Ein weiteres Problem ist auch, dass ein Student der durchgefallen ist in den seltensten Fällen zugibt, dass er selber schuld war, da ist es schon einfacher zu sagen, die Prüfung und/oder der Prüfer waren schuld.

 

Ich kann mich an einen Fall erinnern, da hatte die Studentin in einer der drei Kliniken eines der drei großen Praktika absolviert und danach noch weiter als Famulantin gearbeitet. In der Prüfung ist sie dann durchgefallen, was nicht daran lag, dass sie viel schwierigere Fragen bekommen hatte, sondern der Professor hatte sich von ihr einfach mehr erwartet, denn schließlich hätte sie ja wochenlang in der Klinik mitgearbeitet und unter dem Strich wusste sie jetzt weniger, als die anderen aus der Gruppe.

Sie hatte sich einfach darauf verlassen, wegen des Praktikums eine Art Freifahrtschein zu haben und der Schuss war leider komplett nach hinten losgegangen. 

 

Also nicht verrückt machen lassen und egal was Ihr hört, es wird bei Euch auf alle Fälle anders sein. Eine Prüfung ist eine Gleichung mit ganz vielen Unbekannten und folglich auch sehr schwer auszurechnen. 

 

Aber nochmal kurz zurück zu den Parasiten:

 

Während des Studiums fragten wir uns ja oft, ob das mit diesen Gesellen wirklich in dieser Ausführlichkeit sein muss.

Aus heutiger Sicht denke ich darüber anders, denn ein praktizierender Tierarzt kommt an diesen Geschichten auf keinen Fall vorbei.

Es ist vielleicht nicht mehr unbedingt nötig, jeden Wurm oder Floh mit seinem Namen begrüßen zu können, aber man sollte ihn als solchen erkennen und wissen wie man diese ungeliebten Gäste wieder loswird.

 

In diesem Zusammenhang möchte ich auch noch etwas loswerden, das manche Hundebesitzer sicher nicht gerne hören, aber ich sage es trotzdem, als Tierärztin, Hundebesitzerin und Mutter:

Hundehaufen bitte eintüten und weg werfen und zwar in den Müll und nicht in die Landschaft!

Hast Du einen Hund und machst das mit dem Bücken schon, dann darfst Du an dieser Stelle aufhören zu lesen.

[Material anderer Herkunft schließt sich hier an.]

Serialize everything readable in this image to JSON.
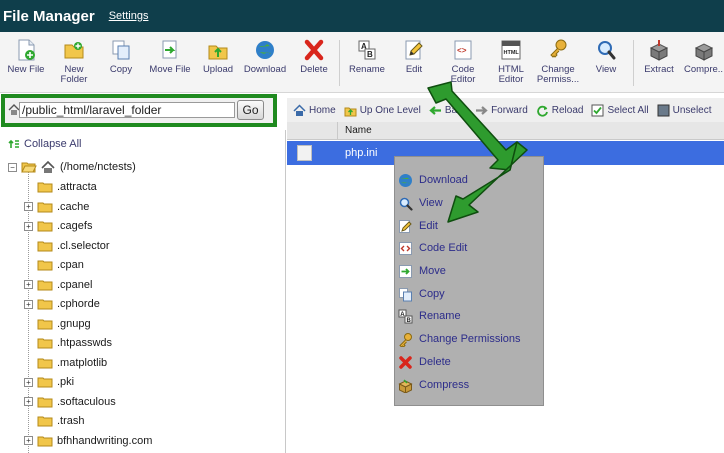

Gehörst Du noch zu denjenigen, die das Häufchen eher liegen lassen, dann möchte ich Dir gerne folgendes sagen:

jede aufgesammelte Tretmine ist ein Beitrag zur Unterbrechung der Infektionskette und trägt somit auch in gewissem Maße zum Schutz Deines Hundes vor einer Neuansteckung bei. Denn die Entwurmung ist keine Impfung!

Schnüffelt der Hund einen Tag nach der Entwurmung an einem infizierten Haufen, dann dauert es unter Umständen nicht lange und er hat die nächsten Würmer...

Abgesehen davon, bin ich sicher Du fluchst genauso, wenn Du in Hundesch...steigst und wie heißt es doch so schön: was Du nicht willst, dass man Dir tut, das füg auch keinem anderen zu.

 

Noch ein Aspekt, der mir als Mutter wichtig ist:

Kinder müssen und sollen ihr Immunsystem trainieren, aber da reicht es völlig, wenn sie auf Spielplätzen den Sand essen, da müssen keine Hundekacke oder Wurmeier dabei sein und das darf man einem Hundebesitzer auch einmal sagen, wenn er seinen Bello neben oder sogar auf dem Spielplatz laufen lässt.

 

 

Wenn Du heute eigentlich Spaghetti kochen wolltest, aber wegen des Vergleichs mit den Spulwürmern darauf jetzt keinen Appetit mehr haben solltest, mach es trotzdem, einfach nach dem Motto „Augen zu und durch“, das denkt sich der Wurm auch, wenn er nach einer langen Wanderung durch den Körper schließlich im Darm ankommt.